The specificity of sensory network organization in living systems, achieved through evolution, development and short-term plasticity, can be viewed as an ultimate form of memory collection resulting from the adaptation to the environmental statistics. Here we show that the reliability of the neural code in adult primary visual cortex (V1) reflects in a mirror way the complexity and natural relevancy of the sensory input statistics. Using intracellular recordings in the anaesthetized mammal, we find that the activity evoked in V1 during exposure to natural scenes continuously updated by eye-movements, displays highly reproducible dynamical states at the subthreshold membrane potential (Vm) level and a temporal impulsional code at the spiking output level. In contrast, responses to simple artificial stimuli (“optimal” gratings) are highly unreliable, which supports the prevalence of rate coding for unadapted stimuli. In natural-like condition s, the contrast between the temporally dense informative synaptic input with the sparse spiking output shows that cortical computation removes input redundancies by detecting transient precisely coactive assemblies.
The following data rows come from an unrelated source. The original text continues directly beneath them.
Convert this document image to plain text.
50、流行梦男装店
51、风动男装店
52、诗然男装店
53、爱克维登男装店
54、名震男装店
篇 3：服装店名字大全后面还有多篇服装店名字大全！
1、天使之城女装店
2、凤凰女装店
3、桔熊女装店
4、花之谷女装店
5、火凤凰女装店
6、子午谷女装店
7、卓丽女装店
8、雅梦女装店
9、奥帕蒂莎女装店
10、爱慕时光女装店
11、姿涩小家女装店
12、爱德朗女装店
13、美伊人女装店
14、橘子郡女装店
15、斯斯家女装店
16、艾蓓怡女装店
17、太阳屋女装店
Introducing a statistical definition of complexity and ordered redundancies, we propose that both noise and redundancy reduction observed in natural-like conditions are a direct consequence of the principle of mutual-information maximisation, suggesting a universal framework for environmental adaptation. This modulation of the code by the relevancy of the inputs statistics, expressed as a balance between externally imposed states and internal ongoing states, may correspond to the well known self-generative property of recurrent networks. From the computational point of view, the irreversible dissipation of the input constraints operated by the cortex is interpreted as the entropic cost to pay for observing and engramming (or forgetting) the information present in the environment.
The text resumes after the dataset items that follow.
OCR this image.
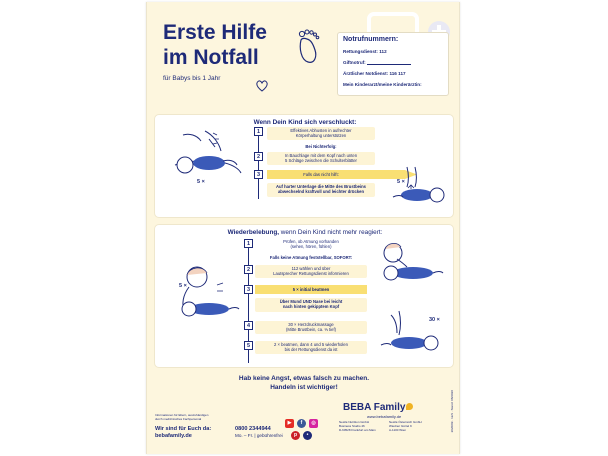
Erste Hilfe
im Notfall
für Babys bis 1 Jahr
Notrufnummern:
Rettungsdienst: 112
Giftnotruf:
Ärztlicher Notdienst: 116 117
Mein Kinderarzt/meine Kinderärztin:
Wenn Dein Kind sich verschluckt:
1	Effektives Abhusten in aufrechter
Körperhaltung unterstützen
Bei Nichterfolg:
2	In Bauchlage mit dem Kopf nach unten
5 Schläge zwischen die Schulterblätter
3	Falls das nicht hilft:
Auf harter Unterlage die Mitte des Brustbeins
abwechselnd kraftvoll und leichter drücken
5 ×	5 ×
Wiederbelebung, wenn Dein Kind nicht mehr reagiert:
1	Prüfen, ob Atmung vorhanden
(sehen, hören, fühlen)
Falls keine Atmung feststellbar, SOFORT:
2	112 wählen und über
Lautsprecher Rettungsdienst informieren
3	5 × initial beatmen
Über Mund UND Nase bei leicht
nach hinten gekipptem Kopf
4	30 × Herzdruckmassage
(Mitte Brustbein, ca. ⅓ tief)
5	2 × beatmen, dann 4 und 5 wiederholen
bis der Rettungsdienst da ist
5 ×
30 ×
Hab keine Angst, etwas falsch zu machen.
Handeln ist wichtiger!
Informationen für Eltern, auszuhändigen
durch medizinisches Fachpersonal
Wir sind für Euch da:
bebafamily.de
0800 2344944
Mo. – Fr. | gebührenfrei
▶	f	◎
p	•
BEBA Family
www.bebafamily.de
Nestlé Nutrition GmbH
Business Studio 46
D-60528 Frankfurt am Main
Nestlé Österreich GmbH
Wiedner Gürtel 9
A-1100 Wien	2020/09 · 12/3 · Stand: 08/2020
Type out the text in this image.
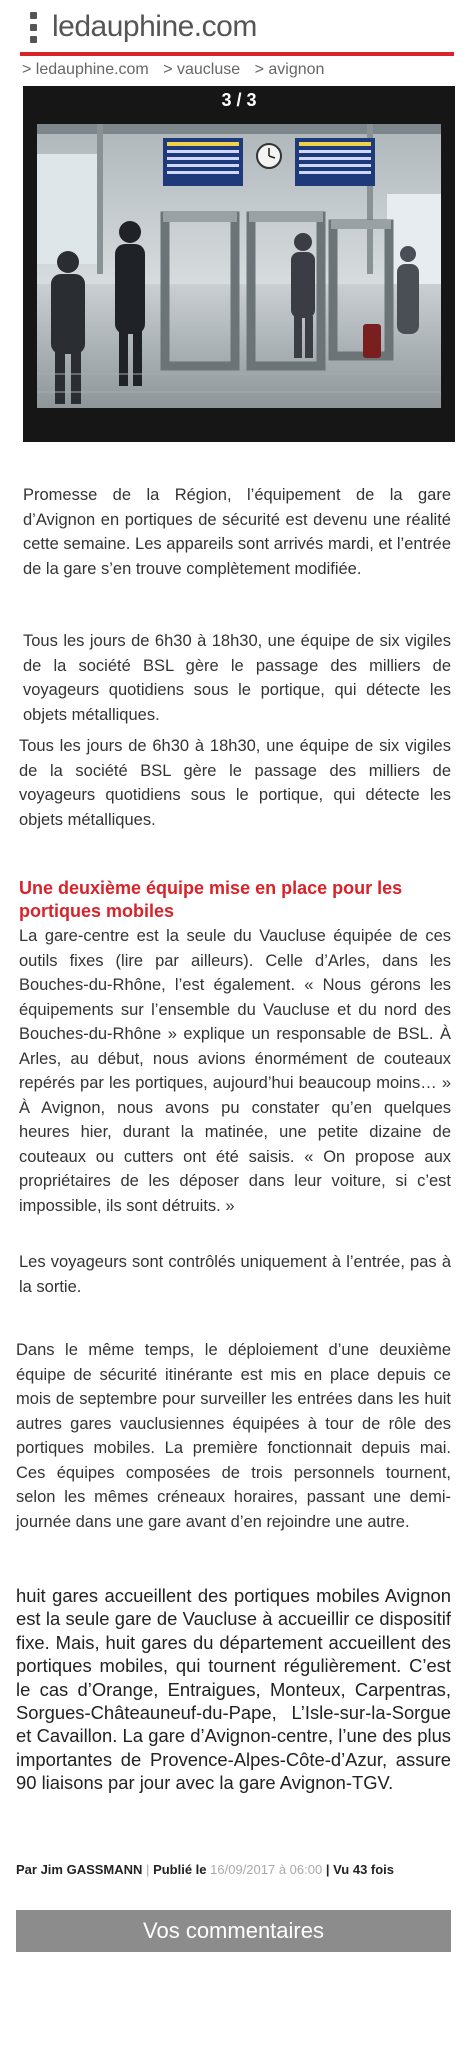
ledauphine.com
> ledauphine.com > vaucluse > avignon
3 / 3
Promesse de la Région, l’équipement de la gare d’Avignon en portiques de sécurité est devenu une réalité cette semaine. Les appareils sont arrivés mardi, et l’entrée de la gare s’en trouve complètement modifiée.
Tous les jours de 6h30 à 18h30, une équipe de six vigiles de la société BSL gère le passage des milliers de voyageurs quotidiens sous le portique, qui détecte les objets métalliques.
Tous les jours de 6h30 à 18h30, une équipe de six vigiles de la société BSL gère le passage des milliers de voyageurs quotidiens sous le portique, qui détecte les objets métalliques.
Une deuxième équipe mise en place pour les portiques mobiles
La gare-centre est la seule du Vaucluse équipée de ces outils fixes (lire par ailleurs). Celle d’Arles, dans les Bouches-du-Rhône, l’est également. « Nous gérons les équipements sur l’ensemble du Vaucluse et du nord des Bouches-du-Rhône » explique un responsable de BSL. À Arles, au début, nous avions énormément de couteaux repérés par les portiques, aujourd’hui beaucoup moins… » À Avignon, nous avons pu constater qu’en quelques heures hier, durant la matinée, une petite dizaine de couteaux ou cutters ont été saisis. « On propose aux propriétaires de les déposer dans leur voiture, si c’est impossible, ils sont détruits. »
Les voyageurs sont contrôlés uniquement à l’entrée, pas à la sortie.
Dans le même temps, le déploiement d’une deuxième équipe de sécurité itinérante est mis en place depuis ce mois de septembre pour surveiller les entrées dans les huit autres gares vauclusiennes équipées à tour de rôle des portiques mobiles. La première fonctionnait depuis mai. Ces équipes composées de trois personnels tournent, selon les mêmes créneaux horaires, passant une demi-journée dans une gare avant d’en rejoindre une autre.
huit gares accueillent des portiques mobiles Avignon est la seule gare de Vaucluse à accueillir ce dispositif fixe. Mais, huit gares du département accueillent des portiques mobiles, qui tournent régulièrement. C’est le cas d’Orange, Entraigues, Monteux, Carpentras, Sorgues-Châteauneuf-du-Pape, L’Isle-sur-la-Sorgue et Cavaillon. La gare d’Avignon-centre, l’une des plus importantes de Provence-Alpes-Côte-d’Azur, assure 90 liaisons par jour avec la gare Avignon-TGV.
Par Jim GASSMANN | Publié le 16/09/2017 à 06:00 | Vu 43 fois
Vos commentaires
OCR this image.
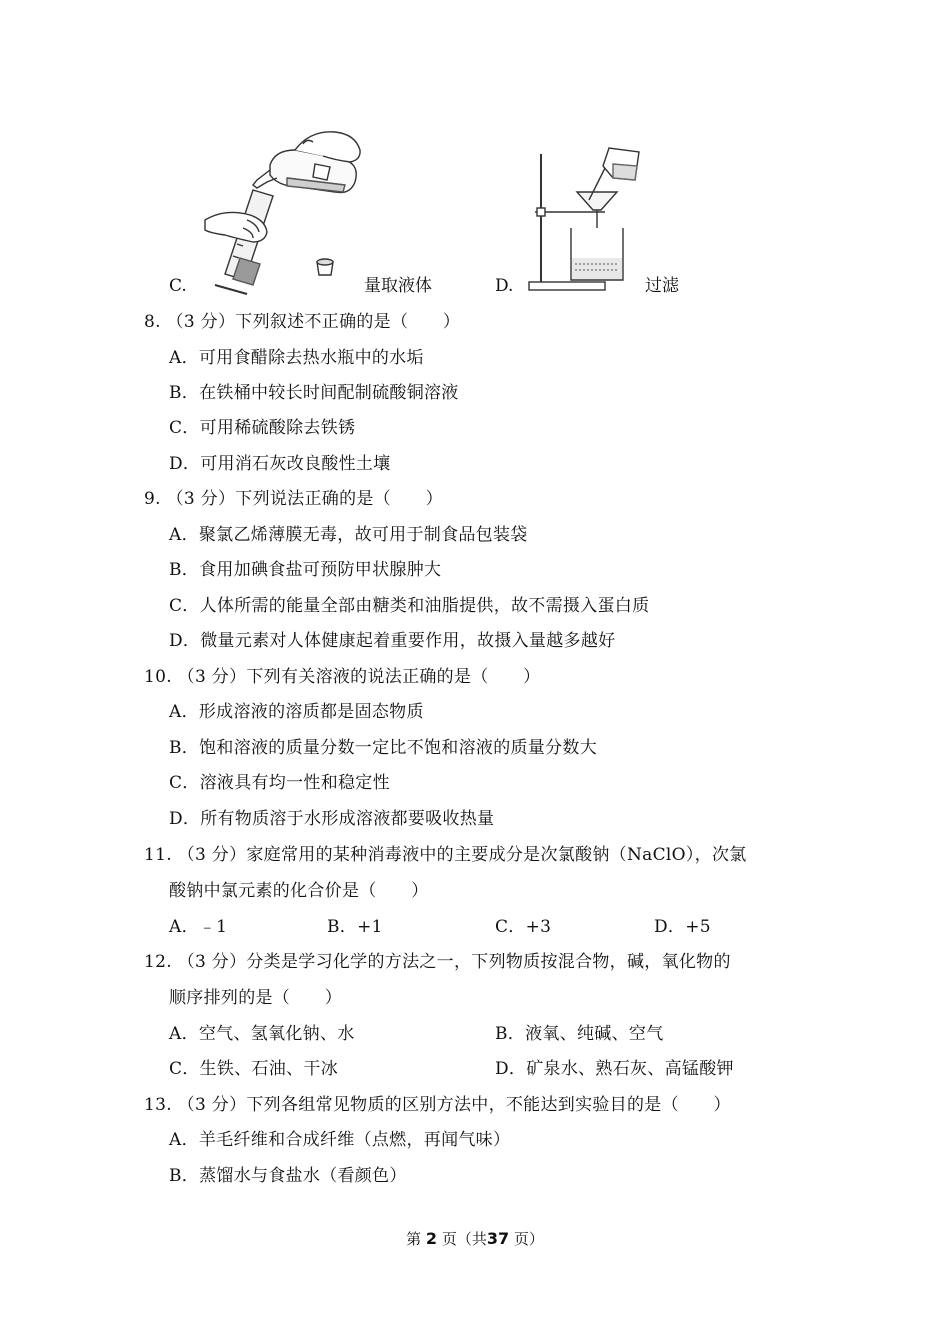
C.	量取液体	D.	过滤
8. （3 分）下列叙述不正确的是（　　）
A．可用食醋除去热水瓶中的水垢
B．在铁桶中较长时间配制硫酸铜溶液
C．可用稀硫酸除去铁锈
D．可用消石灰改良酸性土壤
9. （3 分）下列说法正确的是（　　）
A．聚氯乙烯薄膜无毒，故可用于制食品包装袋
B．食用加碘食盐可预防甲状腺肿大
C．人体所需的能量全部由糖类和油脂提供，故不需摄入蛋白质
D．微量元素对人体健康起着重要作用，故摄入量越多越好
10. （3 分）下列有关溶液的说法正确的是（　　）
A．形成溶液的溶质都是固态物质
B．饱和溶液的质量分数一定比不饱和溶液的质量分数大
C．溶液具有均一性和稳定性
D．所有物质溶于水形成溶液都要吸收热量
11. （3 分）家庭常用的某种消毒液中的主要成分是次氯酸钠（NaClO），次氯
酸钠中氯元素的化合价是（　　）
A．﹣1	B．+1	C．+3	D．+5
12. （3 分）分类是学习化学的方法之一，下列物质按混合物，碱，氧化物的
顺序排列的是（　　）
A．空气、氢氧化钠、水	B．液氧、纯碱、空气
C．生铁、石油、干冰	D．矿泉水、熟石灰、高锰酸钾
13. （3 分）下列各组常见物质的区别方法中，不能达到实验目的是（　　）
A．羊毛纤维和合成纤维（点燃，再闻气味）
B．蒸馏水与食盐水（看颜色）
第 2 页（共37 页）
In order to assess the biological mechanisms generating this impulsional code, we further tried to identify the RFs nonlinearities and their obvious dependence on eye-movements. The stereotyped dynamics imposed on the retinal flow by eye-movements are a prerequisite for visual perception. However, their impact on the processing of visual information in primary visual cortex (V1) remains largely unknown. By analysing the visual responses of V1 neurons to various simplifications of the natural optic flow, we show that saccadic and fixation eye-movements recruit intracortical non-linearities which increase the reliability of membrane potential dynamics and the temporal precision of spiking responses. Our data suggest that the Receptive fields process visual input at different spatio-temporal scales and directional axis during fixational and saccadic eye movements . I n particular, a switch of direction preference is observed during saccadic-like motion for the collinear axis of the receptive field. At the mechanistic level, the cortical effects of natural visuo-motor statistics during full field stimulation are best explained by the sequential recruitment of facilitatory and suppressive processes. This biphasic spike-timing dependent non-linearity promotes Beta-Gamma frequency fast subliminal events further converted into sparse and precise spiking activity, suggesting a generic neo-cortical filtering mechanism. As a result of this dynamic modulation by eye-movements, most of the simple cells responses has to be credited to nonlinear process even at the synaptic input level. We conclude that cortical nonlinearities and eye-movements cooperate during the viewing of natural scenes to achieve a temporal, selective and motor-invariant encoding of high order spatial input statistics.


The talk is open to the public. Guests are cordially invited!